O movimento, diga-se de passagem, teve a oportunidade de encaminhar ele mesmo a votação, o que, a meu juízo, lhe daria muito mais chances de vencer o plebiscito. Mas, no que me parece um primeiro erro importante de sua parte, preferiu rejeitar (quase por unanimidade) a proposta (feita pelo Prof. Nildo Ouriques, do alto de sua imensa experiência política), entregando de bandeja a hegemonia do processo à Diretoria da Apufsc. Ato contínuo, em um segundo erro estratégico, aceitou participar maciçamente da votação organizada pela Diretoria.
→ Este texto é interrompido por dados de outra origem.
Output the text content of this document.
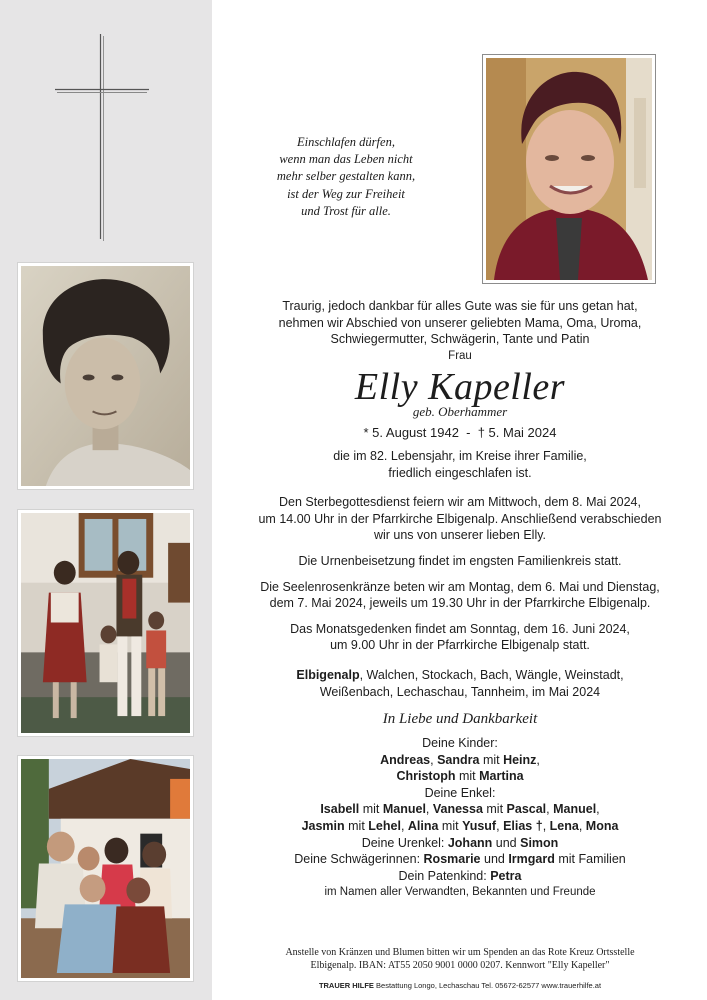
Einschlafen dürfen,
wenn man das Leben nicht
mehr selber gestalten kann,
ist der Weg zur Freiheit
und Trost für alle.
Traurig, jedoch dankbar für alles Gute was sie für uns getan hat,
nehmen wir Abschied von unserer geliebten Mama, Oma, Uroma,
Schwiegermutter, Schwägerin, Tante und Patin
Frau
Elly Kapeller
geb. Oberhammer
* 5. August 1942  -  † 5. Mai 2024
die im 82. Lebensjahr, im Kreise ihrer Familie,
friedlich eingeschlafen ist.
Den Sterbegottesdienst feiern wir am Mittwoch, dem 8. Mai 2024,
um 14.00 Uhr in der Pfarrkirche Elbigenalp. Anschließend verabschieden
wir uns von unserer lieben Elly.
Die Urnenbeisetzung findet im engsten Familienkreis statt.
Die Seelenrosenkränze beten wir am Montag, dem 6. Mai und Dienstag,
dem 7. Mai 2024, jeweils um 19.30 Uhr in der Pfarrkirche Elbigenalp.
Das Monatsgedenken findet am Sonntag, dem 16. Juni 2024,
um 9.00 Uhr in der Pfarrkirche Elbigenalp statt.
Elbigenalp, Walchen, Stockach, Bach, Wängle, Weinstadt,
Weißenbach, Lechaschau, Tannheim, im Mai 2024
In Liebe und Dankbarkeit
Deine Kinder:
Andreas, Sandra mit Heinz,
Christoph mit Martina
Deine Enkel:
Isabell mit Manuel, Vanessa mit Pascal, Manuel,
Jasmin mit Lehel, Alina mit Yusuf, Elias †, Lena, Mona
Deine Urenkel: Johann und Simon
Deine Schwägerinnen: Rosmarie und Irmgard mit Familien
Dein Patenkind: Petra
im Namen aller Verwandten, Bekannten und Freunde
Anstelle von Kränzen und Blumen bitten wir um Spenden an das Rote Kreuz Ortsstelle
Elbigenalp. IBAN: AT55 2050 9001 0000 0207. Kennwort "Elly Kapeller"
TRAUER HILFE Bestattung Longo, Lechaschau Tel. 05672-62577 www.trauerhilfe.at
Questionar a posteriori a legitimidade de um pleito em que se tomou parte e do qual se saiu derrotado enfraquece demais o argumento – tanto mais quando bem sabemos que se esfregaria o resultado no nariz da Diretoria e seus apoiadores caso o sim à continuação à greve tivesse feito maioria.
Insistamos, contudo, no fundamental: o que se pretende fazer com a enorme massa de docentes contrária à continuação da greve? Fingir que ela não existe? Eu entendo o entusiasmo de quem vive apaixonadamente esta greve, a frustração desses colegas, a raiva e a indignação que sentem. Eu sei o que é ser incompreendido quando se tem certeza de que se está nas fileiras do bom combate. Estou na política há muito tempo, e nela muito mais perdi do que ganhei. Sei o quanto dói e cansa nadar contra maré (para citar um exemplo recente: cercado pelo silêncio atordoante da quase totalidade da UFSC, passei os últimos dois anos em cima de um banquinho denunciando praticamente sozinho na cena pública o estado deplorável de nossas instalações e a responsabilidade direta da atual reitoria sobre isso). Mas também sei que a política não é movida só pelo voluntarismo e o sentido de justeza. Há uma universidade dividida a administrar. Precisamos construir consensos para lutas vindouras, que podem ser – e é quase certo que serão – muito mais duras do que o enfrentamento presente. Os próprios grevistas precisam entender melhor a natureza da crise universitária, da qual o rebaixamento dos salários e o desfinanciamento são só um epifenômeno.
A política não se esgota em uma greve, uma votação, uma batalha. Ela é uma corrida de longa distância, um projeto de vida. Eu tenho 57 anos e tenho certeza de que a minha tarefa mal começou – imaginem a da maioria dos professores da UFSC, ainda na “flor de seus pecados”, para repetir o pai de Hamlet.
Os entusiastas da greve queriam que a universidade fosse outra, com todo mundo abraçando as convicções que agora professam? Pois é. Mas a universidade real é esta que está aí. E se ela está na pindaíba em que está, é também porque as pessoas com ela envolvidas são, ao menos por ora, bem piores do que gostaríamos. De resto, os grevistas deveriam considerar também a possibilidade de que eles mesmos não tenham tanta clareza assim do que se passa no coração da crise universitária. Valeria considerar inclusive a possibilidade de que, entre os que hoje eles julgam traidores ou equivocados, haja quem tenha algo a ensinar a todos nós.
Esta batalha acabou. Os grevistas perderam. Mas a vida e a universidade continuam.